6 hours ago, MarioRossi93i said:

file 1:

local filename = 'foo1'

loadfile('foo2')()

file 2:

print(filename)

 

That'll only work if we know the variable name in advance.  But our script could also be run by other unknown scripts or maybe we just want dynamic value, that would be more useful than hard-coding it.

[MarioRossi93i]

file1:

loadfile('file2')()

file2:

print( debug.getinfo(3,'S').short_src )

 

[Zulfilham]

4 hours ago, MarioRossi93i said:

file1:

loadfile('file2')()

file2:

print( debug.getinfo(3,'S').short_src )

 

Thanks, it works.  But could you also explain how it works? Or might be references?

Edit:

I did my homework, I found a good reference explaining it.

[darklinux]

@Zulfilham

Could you share your reference? I'm not finding much on the stack levels, why does the value 3 work? 

• Stack level 0 always corresponds to the debug.getinfo call
• Stack level 1 would be the function calling debug.getinfo
• Stack level 2 ?
• Stack level 3 would be the function that loaded the file?

I guess I'll debug and find out

 

[Zulfilham]

Just now, darklinux said:

@Zulfilham

Could you share your reference?
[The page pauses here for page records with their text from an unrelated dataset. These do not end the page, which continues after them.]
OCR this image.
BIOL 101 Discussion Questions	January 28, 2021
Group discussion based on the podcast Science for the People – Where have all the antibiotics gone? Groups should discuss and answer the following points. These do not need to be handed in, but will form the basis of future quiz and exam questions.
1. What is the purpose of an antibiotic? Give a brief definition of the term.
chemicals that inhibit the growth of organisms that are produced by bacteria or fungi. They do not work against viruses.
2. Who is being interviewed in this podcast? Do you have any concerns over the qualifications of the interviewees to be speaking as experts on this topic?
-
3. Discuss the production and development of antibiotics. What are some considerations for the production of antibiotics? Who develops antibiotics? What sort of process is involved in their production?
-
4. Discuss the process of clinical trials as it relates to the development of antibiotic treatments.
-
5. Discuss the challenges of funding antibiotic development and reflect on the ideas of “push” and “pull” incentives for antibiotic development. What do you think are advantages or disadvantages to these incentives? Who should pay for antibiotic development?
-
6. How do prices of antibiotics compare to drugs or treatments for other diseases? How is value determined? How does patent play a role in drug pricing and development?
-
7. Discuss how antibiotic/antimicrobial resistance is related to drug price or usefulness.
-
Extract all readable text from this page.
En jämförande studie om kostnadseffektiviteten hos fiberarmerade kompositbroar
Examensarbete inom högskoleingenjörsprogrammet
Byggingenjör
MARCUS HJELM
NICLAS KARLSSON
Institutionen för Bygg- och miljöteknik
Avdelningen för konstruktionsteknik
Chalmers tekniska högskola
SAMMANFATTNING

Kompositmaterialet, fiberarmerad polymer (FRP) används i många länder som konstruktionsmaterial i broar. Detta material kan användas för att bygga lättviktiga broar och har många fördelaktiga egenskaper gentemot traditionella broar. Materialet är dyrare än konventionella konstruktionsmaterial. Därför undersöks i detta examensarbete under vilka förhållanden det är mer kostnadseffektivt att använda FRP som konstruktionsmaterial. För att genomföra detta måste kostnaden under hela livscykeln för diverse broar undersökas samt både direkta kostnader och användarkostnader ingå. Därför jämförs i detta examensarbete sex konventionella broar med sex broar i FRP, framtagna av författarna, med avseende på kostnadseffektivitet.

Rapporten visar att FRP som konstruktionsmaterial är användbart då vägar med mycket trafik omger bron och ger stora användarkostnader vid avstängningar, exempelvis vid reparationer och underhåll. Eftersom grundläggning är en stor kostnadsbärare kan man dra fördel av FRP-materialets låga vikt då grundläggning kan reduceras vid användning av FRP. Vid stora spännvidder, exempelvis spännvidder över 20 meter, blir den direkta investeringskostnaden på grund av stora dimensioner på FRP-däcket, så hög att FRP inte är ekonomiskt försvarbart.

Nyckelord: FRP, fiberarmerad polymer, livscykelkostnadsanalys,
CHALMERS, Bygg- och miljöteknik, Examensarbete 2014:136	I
I'm not finding much on the stack levels, why does the value 3 work? 

• Stack level 0 always corresponds to the debug.getinfo call
• Stack level 1 would be the function calling debug.getinfo
• Stack level 2 ?
• Stack level 3 would be the function that loaded the file?

I guess I'll debug and find out

 

https://www.lua.org/pil/23.1.html